ASALH's official mission is "to promote, research, preserve, interpret, and disseminate information about Black life, history, and culture to the global community." Its official vision is "to be the premier Black Heritage and learned society with a diverse and inclusive membership supported by a strong network of national and international branches to continue the Woodson legacy."

ASALH created Negro History Week in 1926. Woodson selected the week to coincide with the birthdays of Frederick Douglass and Abraham Lincoln. Each year, he established a national theme for the celebration. Since 1976, ASALH extended the celebration for all of February.

The organization publishes The Journal of African American History (formerly The Journal of Negro History) and the Black History Bulletin (formerly the Negro History Bulletin). In 2005, ASALH established the ASALH Press, reissuing Carter G. Woodson's Mis-Education of the Negro. The same year ASALH established The Woodson Review, a magazine that promotes its Annual Black History Theme, including it as part of its Black History Kit. In 2005, ASALH discovered a previously unpublished manuscript by its founder, Carter G. Woodson, and published it in a special edition as Carter G. Woodson's Appeal: The Lost Manuscript Edition.

ASALH is a membership organization with more than 25 branches.

==ASALH conventions==
Annually the organization strives to continue its research focus as well as efforts to share and disseminate historical information—for which the organization was founded.
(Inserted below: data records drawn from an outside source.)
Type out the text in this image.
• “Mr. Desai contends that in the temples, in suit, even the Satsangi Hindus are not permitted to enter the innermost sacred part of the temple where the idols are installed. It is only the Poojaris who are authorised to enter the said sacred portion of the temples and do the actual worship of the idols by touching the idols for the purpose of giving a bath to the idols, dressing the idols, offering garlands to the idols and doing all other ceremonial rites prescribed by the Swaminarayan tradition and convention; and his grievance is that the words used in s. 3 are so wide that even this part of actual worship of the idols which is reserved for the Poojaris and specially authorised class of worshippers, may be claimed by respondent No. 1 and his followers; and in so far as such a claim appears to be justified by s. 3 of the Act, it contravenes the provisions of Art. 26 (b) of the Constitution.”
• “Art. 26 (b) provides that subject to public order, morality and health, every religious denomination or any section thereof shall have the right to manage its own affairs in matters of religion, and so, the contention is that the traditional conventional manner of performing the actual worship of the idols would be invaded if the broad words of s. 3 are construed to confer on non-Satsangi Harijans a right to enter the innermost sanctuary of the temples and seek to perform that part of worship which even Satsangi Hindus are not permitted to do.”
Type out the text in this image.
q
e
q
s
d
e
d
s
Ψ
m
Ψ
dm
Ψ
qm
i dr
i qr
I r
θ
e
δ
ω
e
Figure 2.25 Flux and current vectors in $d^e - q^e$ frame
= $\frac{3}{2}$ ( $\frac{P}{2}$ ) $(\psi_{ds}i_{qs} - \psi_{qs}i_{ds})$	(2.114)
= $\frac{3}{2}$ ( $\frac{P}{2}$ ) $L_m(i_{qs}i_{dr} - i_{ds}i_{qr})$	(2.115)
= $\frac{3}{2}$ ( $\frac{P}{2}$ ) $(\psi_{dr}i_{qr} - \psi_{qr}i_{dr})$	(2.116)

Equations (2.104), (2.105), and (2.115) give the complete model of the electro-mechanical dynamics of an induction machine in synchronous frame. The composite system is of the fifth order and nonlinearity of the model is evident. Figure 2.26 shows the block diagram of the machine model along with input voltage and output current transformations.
One of the major ways the organization focuses it resources in this area is with the ASALH annual convention that takes place in the fall (usually September or October) ASALH hosted its first convention in 1917, two years after the organization was founded. At that time the convention was biennial. During the first convention, Woodson stated the goals of the organization as he saw them: "The organization primary responsibilities would be the publishing of an historical magazine, researching the achievements of Negros, directing a home study program along with writing and publishing books and monographs. Charles Harris Wesley, one of the organization's early developers, was not pleased with the first convention because more race solvers and educators attended than historians, which is in opposition to ASALH’s vision as an historical research society."

Each year, the location of the convention rotates to a major US city and coincides with the annual black history theme. The 2008 convention took place in Birmingham, Alabama, the 2009 convention took place in Cincinnati, Ohio, the 2010 convention was held in Raleigh, North Carolina, the 2011 conference was held in Richmond, Virginia, and the 2012 convention from September 26 to September 30 in Pittsburgh, Pennsylvania. According to the Association, the annual convention draws over 1,000 participants.

At the convention, ASALH organizes plenary sessions and workshops, facilitates scholarly presentations selected from the "Call for Papers", sponsors a black history tour of famous landmarks in the city, and hosts a youth day for high school students in the area.

===Derived organizations===
Numerous organizations have risen out of the ASALH conventions. One such example is the Association of Black Women Historians (ABWH), founded at the 1977 ASALH convention in Washington, DC. The ABWH was founded by Rosalyn Terborg-Penn, Eleanor Smith, and Elizabeth Parker.

The National Council of Black Studies was also conceptualized at an ASALH convention.